Surprised by the number of articles all around t3h interwebz about btrfs having problems and saying it corrups/hangs/overheads , I’ve decided to describe my really pleasant desktop use experience.
Use case is quite simple. I have 3 drives that are used to keep data on my computer. Data being video and audio files, all kinds of linux-based distro images, torrents and vm machines that I use for testing purposes. I consider all of this data expendable, meaning that I would not be sorry if any of it got deleted or corrupted. Those are just test machines and multimedia that I can download or recreate again if I need them.
However, after I’ve seen the performance and management benefits of using btrfs to store this stuff, and tested it all thoroughly, I’ve decided to have my root filesystem, as well as my /home directory on it. Backups are still being stored on a completely separate drive, but even after 9 months of really abusing btrfs for all these purposes, I have not had any kind of data corruption, performance degradation or overhead. At all. Not on disk space, or in iops.
So, here is a little scenario that might help you get started with btrfs. It’s more of a showcase for desktop use, than a performance benchmark of any kind.
First of all, let’s give credit to IMHO best entry level howto that I’ve found. You might want to check it out to get familiar with btrfs usage: BTRFS Fun
We’ll be using /run/shm when copying things, so that we get clean performance data (copy from and to RAM to prevent disk latency). In Ubuntu Oneiric and later, you can modify its size like this:
mount -o remount,size=2048M /run/shm
Ignoring the OS drive, here is a list of devices used in this article.
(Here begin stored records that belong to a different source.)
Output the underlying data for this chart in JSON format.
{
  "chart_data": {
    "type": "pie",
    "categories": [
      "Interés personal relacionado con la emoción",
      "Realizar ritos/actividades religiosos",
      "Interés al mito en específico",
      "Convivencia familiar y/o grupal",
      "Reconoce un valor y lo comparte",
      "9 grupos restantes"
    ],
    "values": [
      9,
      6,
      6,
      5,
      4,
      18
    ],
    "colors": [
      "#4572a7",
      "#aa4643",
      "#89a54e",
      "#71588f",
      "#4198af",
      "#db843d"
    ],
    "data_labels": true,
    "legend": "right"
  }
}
These are 3 really slow 2.5’ laptop drives that I’m using because they are small and quiet. As we can see, there are already some btrfs partitions on it, but we’ll focus on 5th partition of every drive - that’s the only logical partition and it is currently formatted as ext4.
parted -l Model: ATA WDC WD2500BMVS-1 (scsi) Disk /dev/sdb: 250GB Sector size (logical/physical): 512B/512B Partition Table: msdos Number Start End Size Type File system Flags 1 32.3kB 12.8GB 12.8GB primary btrfs 2 12.8GB 25.6GB 12.8GB primary btrfs 3 25.6GB 178GB 153GB primary btrfs 4 179GB 250GB 70.7GB extended 5 179GB 197GB 17.2GB logical ext4 Model: ATA ST9250410AS (scsi) Disk /dev/sdc: 250GB Sector size (logical/physical): 512B/512B Partition Table: msdos Number Start End Size Type File system Flags 1 32.3kB 12.8GB 12.8GB primary btrfs 2 12.8GB 25.6GB 12.8GB primary btrfs 3 25.6GB 178GB 153GB primary btrfs 4 179GB 250GB 70.8GB extended 5 179GB 196GB 17.2GB logical ext4 Model: ATA MAXTOR STM316081 (scsi) Disk /dev/sdd: 160GB Sector size (logical/physical): 512B/512B Partition Table: msdos Number Start End Size Type File system Flags 1 32.3kB 10.7GB 10.7GB primary btrfs 2 10.7GB 21.5GB 10.7GB primary btrfs 3 21.5GB 88.2GB 66.7GB primary btrfs 4 89.2GB 160GB 70.8GB extended 5 89.2GB 106GB 17.2GB logical ext4
mkdir /mnt/sdb5 /mnt/sdc5 /mnt/sdd5 /mnt/raid ls -lah /mnt/ total 0 drwxr-xr-x 1 root root 32 Mar 16 09:08 . drwxr-xr-x 1 root root 302 Mar 6 17:59 .. drwxr-xr-x 1 root root 0 Mar 16 09:08 raid drwxr-xr-x 1 root root 0 Mar 16 09:08 sdb5 drwxr-xr-x 1 root root 0 Mar 16 09:08 sdc5 drwxr-xr-x 1 root root 0 Mar 16 09:08 sdd5
Ext4 single device
Let’s do some benchmarks using ext4 on just one device, to get a feel for the performance we can expect. All 3 drives are more or less the same (actually not, but it does not really matter).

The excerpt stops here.